To all you narrowboat novices: we say, don’t be put off by these fellas . Locks can look intimidating and you do need to take things slowly and carefully. But here’s the thing: as you exit your first lock, you will have been a little apprehensive together, figured it out together, practised some new skills together and will be talking about it for years to come.
We love the fact that most of our hirers at Boutique Narrowboats are novices. We firmly believe that the canals are a better place for having you here.
There is a huge amount of information on how to operate locks on the internet. At the very minimum, before you arrive for your handover on a Boutique Narrowboat, we do ask that you have read the Boater’s Handbook or watched it on YouTube, which includes information on lock operation.
But we know that many novices are not necessarily nervous about lock operation. Rather, they are worried that they will inadvertently upset other boaters by doing the “wrong thing”.
So if you are at all nervous about operating locks, here are a few tips from us.
1. If you know a lock is coming up, drop off a crewmember before you get there to walk on up ahead of the boat. At busy times, there may be a “queue” of narrowboats waiting to use the lock and they can be hard to distinguish from those genuinely moored on the canal bank. The only way to be sure of interpreting the scene correctly, is to walk up to the lock and chat to boaters on the way.
2. It is courteous to check for canal boats which may be approaching from the other direction. If the lock is set in their favour (i.e. empty if they are going up or full if they are going down), allow them to go first.
3. If the lock is wide enough, it is common practice to share with another boat going in the same direction. This conserves water and effort, and can be one of the most enjoyable ways to meet other narrowboaters.
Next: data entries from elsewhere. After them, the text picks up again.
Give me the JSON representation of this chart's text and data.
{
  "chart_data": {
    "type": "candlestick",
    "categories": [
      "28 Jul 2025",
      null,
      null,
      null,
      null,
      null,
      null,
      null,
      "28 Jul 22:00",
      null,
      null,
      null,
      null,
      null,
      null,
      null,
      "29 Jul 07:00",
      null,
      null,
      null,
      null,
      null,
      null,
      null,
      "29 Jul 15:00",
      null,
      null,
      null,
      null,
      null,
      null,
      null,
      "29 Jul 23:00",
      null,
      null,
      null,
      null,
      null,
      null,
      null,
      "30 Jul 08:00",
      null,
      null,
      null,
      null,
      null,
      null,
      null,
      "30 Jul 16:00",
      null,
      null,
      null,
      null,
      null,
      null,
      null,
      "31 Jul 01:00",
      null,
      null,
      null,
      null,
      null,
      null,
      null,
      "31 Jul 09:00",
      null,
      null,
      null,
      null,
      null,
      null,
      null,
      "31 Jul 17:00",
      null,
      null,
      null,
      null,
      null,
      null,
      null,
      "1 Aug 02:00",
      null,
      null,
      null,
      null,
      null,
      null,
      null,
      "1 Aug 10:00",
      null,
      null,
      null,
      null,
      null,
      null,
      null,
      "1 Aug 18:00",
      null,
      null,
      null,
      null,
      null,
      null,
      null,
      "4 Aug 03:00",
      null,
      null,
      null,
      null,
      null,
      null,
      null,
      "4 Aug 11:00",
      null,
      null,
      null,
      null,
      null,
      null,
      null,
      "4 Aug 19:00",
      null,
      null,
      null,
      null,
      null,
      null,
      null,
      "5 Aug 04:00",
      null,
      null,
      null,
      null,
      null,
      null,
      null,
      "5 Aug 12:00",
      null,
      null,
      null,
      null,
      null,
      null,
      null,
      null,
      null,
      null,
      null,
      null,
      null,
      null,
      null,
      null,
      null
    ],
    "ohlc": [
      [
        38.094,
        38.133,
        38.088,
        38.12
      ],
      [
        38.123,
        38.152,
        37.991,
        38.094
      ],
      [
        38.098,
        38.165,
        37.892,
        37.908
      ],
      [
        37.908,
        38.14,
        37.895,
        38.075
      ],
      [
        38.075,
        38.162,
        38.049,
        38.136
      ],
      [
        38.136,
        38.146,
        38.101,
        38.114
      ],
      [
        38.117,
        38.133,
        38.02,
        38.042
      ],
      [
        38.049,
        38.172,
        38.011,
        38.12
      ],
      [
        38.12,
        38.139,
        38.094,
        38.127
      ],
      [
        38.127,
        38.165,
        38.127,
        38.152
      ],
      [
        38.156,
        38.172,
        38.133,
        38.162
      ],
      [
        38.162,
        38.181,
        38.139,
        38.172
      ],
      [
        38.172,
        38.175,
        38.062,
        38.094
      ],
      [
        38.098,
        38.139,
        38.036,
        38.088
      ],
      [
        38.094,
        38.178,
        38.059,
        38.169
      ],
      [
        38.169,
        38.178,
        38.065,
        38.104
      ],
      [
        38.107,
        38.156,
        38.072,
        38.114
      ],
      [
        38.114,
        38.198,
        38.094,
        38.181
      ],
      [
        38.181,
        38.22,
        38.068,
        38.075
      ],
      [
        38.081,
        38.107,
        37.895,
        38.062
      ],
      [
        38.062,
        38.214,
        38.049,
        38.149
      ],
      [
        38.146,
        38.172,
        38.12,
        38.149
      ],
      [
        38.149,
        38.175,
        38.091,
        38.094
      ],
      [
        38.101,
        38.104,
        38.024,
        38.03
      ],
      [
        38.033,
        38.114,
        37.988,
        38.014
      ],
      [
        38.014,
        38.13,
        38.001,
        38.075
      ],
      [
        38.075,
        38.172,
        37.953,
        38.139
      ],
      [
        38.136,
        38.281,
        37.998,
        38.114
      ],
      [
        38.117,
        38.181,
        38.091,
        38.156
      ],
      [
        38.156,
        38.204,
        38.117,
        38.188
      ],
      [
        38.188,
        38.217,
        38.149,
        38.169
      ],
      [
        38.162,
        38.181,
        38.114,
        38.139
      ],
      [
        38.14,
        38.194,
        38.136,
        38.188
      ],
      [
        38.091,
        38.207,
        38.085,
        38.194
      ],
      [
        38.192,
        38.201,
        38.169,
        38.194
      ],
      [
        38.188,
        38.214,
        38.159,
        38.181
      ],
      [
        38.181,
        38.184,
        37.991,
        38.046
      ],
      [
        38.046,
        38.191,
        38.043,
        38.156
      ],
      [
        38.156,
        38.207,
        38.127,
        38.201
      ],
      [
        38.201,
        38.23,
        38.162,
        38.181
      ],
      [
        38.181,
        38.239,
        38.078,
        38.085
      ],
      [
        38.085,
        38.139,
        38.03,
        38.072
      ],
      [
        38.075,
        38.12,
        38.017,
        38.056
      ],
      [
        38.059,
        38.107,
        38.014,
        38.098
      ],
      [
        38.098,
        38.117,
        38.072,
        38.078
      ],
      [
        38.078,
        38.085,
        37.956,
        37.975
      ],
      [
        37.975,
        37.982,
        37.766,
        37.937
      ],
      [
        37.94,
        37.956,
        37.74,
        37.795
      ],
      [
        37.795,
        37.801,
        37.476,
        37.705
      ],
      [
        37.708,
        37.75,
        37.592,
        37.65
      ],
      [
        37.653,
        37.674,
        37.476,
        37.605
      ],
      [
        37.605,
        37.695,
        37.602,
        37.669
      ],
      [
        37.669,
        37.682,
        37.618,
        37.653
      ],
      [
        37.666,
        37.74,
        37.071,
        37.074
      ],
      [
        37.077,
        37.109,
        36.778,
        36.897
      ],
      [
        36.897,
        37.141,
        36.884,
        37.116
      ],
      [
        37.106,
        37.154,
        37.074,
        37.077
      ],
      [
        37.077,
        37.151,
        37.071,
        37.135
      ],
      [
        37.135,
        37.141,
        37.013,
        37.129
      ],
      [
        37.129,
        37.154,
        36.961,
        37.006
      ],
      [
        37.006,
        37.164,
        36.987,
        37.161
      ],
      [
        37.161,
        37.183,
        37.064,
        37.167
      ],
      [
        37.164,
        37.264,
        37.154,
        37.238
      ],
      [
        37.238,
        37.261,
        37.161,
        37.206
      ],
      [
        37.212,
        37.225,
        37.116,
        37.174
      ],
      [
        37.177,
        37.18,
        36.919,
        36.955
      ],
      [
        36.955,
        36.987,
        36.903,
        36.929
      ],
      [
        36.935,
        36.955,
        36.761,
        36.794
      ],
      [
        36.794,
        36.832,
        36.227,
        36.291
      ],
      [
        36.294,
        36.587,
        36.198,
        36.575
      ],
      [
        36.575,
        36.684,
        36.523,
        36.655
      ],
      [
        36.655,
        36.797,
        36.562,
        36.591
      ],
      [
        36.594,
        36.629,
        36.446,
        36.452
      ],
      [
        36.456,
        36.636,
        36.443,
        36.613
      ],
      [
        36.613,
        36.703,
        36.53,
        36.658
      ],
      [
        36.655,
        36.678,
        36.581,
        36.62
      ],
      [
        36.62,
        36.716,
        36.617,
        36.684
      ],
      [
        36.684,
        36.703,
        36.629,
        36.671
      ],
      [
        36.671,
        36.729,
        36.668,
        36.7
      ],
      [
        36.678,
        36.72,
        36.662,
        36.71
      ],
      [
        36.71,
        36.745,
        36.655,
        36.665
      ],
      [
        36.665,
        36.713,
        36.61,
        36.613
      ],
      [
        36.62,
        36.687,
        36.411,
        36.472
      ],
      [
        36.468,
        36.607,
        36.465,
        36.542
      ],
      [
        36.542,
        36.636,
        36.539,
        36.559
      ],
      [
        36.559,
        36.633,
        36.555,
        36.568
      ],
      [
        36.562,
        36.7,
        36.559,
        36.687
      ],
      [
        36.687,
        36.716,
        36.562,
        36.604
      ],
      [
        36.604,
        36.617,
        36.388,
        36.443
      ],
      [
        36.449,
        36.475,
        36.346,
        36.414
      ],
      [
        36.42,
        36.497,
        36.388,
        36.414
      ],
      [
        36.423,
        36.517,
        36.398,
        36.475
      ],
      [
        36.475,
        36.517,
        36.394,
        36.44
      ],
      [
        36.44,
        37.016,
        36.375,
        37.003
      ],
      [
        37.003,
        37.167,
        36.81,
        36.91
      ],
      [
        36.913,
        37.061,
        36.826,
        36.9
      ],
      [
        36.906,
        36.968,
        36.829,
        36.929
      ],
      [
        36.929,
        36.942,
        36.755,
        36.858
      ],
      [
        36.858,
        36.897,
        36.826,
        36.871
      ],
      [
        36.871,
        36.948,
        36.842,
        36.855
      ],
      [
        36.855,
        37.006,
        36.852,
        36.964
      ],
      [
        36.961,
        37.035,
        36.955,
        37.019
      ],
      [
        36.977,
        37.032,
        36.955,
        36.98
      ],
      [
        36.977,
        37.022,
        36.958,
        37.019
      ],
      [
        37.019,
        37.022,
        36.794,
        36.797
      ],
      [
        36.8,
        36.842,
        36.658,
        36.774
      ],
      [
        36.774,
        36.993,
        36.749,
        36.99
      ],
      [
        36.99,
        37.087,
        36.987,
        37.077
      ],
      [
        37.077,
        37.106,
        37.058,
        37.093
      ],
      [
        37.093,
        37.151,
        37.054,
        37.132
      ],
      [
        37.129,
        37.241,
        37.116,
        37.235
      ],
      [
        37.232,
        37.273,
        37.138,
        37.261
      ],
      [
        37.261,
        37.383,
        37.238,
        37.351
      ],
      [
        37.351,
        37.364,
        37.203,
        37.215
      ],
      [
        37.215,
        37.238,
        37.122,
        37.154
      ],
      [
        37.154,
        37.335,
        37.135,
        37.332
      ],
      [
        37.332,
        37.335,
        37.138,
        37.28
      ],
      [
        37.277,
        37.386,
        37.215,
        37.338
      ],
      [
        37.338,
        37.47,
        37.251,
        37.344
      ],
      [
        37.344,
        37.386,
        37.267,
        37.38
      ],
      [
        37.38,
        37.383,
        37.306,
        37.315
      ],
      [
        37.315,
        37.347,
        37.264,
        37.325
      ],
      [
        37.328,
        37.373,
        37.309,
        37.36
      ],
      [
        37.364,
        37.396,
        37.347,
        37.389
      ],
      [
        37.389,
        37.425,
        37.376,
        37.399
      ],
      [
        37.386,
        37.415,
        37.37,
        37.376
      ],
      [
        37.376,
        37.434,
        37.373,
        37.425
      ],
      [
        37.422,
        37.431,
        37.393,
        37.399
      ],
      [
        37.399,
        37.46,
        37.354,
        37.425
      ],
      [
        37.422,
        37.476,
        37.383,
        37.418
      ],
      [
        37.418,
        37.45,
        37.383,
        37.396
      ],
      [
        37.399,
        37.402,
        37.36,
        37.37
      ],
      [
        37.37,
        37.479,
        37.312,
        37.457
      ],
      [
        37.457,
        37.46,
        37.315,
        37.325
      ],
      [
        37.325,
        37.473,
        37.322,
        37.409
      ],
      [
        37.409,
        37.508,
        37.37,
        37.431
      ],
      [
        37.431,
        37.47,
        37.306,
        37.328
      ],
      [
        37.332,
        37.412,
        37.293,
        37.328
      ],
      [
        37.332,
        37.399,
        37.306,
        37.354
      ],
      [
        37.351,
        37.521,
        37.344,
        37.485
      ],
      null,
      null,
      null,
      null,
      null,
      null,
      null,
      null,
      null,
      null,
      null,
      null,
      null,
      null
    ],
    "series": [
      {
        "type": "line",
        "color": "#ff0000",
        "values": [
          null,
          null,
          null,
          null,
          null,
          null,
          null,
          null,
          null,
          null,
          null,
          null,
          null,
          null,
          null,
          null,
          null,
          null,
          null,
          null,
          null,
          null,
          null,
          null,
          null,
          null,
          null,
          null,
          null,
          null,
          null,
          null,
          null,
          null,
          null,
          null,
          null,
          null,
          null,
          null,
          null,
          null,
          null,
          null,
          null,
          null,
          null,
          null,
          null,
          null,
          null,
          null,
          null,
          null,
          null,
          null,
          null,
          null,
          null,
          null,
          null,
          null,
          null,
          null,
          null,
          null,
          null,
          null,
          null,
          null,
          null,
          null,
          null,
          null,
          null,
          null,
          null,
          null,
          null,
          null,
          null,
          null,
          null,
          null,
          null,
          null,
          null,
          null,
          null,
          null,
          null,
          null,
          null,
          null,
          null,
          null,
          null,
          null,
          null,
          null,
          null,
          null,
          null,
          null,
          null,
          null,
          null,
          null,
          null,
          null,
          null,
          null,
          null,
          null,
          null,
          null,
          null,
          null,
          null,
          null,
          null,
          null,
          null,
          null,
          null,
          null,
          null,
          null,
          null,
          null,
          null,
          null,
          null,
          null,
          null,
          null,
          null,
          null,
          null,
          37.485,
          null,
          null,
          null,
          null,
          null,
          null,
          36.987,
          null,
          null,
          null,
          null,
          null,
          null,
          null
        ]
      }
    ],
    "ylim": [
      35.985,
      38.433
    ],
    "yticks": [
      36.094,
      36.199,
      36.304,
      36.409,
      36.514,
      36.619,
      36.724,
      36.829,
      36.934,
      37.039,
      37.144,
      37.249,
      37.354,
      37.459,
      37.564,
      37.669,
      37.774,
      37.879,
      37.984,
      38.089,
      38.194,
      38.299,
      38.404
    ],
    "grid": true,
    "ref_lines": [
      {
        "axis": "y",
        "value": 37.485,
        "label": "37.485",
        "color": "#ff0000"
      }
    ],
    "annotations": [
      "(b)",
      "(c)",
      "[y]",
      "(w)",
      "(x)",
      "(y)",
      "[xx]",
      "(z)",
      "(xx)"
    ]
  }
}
4. Don’t automatically assume that you should “help” by opening paddles for another boat. Many boaters and crew like to control the speed at which the paddles open, to protect their narrowboat from the inrush of water. By all means offer to open the paddles, but take guidance as to when and how quickly, and don’t be offended if your offer is declined.
(As an aside, we would advise you to open the ground paddles first. Not all the locks along the Grand Union Leicester Line have ground paddles – many only have the gate paddle which is operated by a spindle on the gate itself. But if you do spot ground paddles, open those first. When the lock pound is half full, slowly open the gate paddles. This method will create less turbulence as the lock pound fills with water.)
5. Always close the paddles and gates before you leave the lock. The only exception to this rule is if it makes most sense to leave the gates open for a boat which is already approaching.
It’s worth pointing out that boaters are lovely, generous, forgiving folk who will do their best to help if you get into a pickle. Soon you will be counting yourself among them!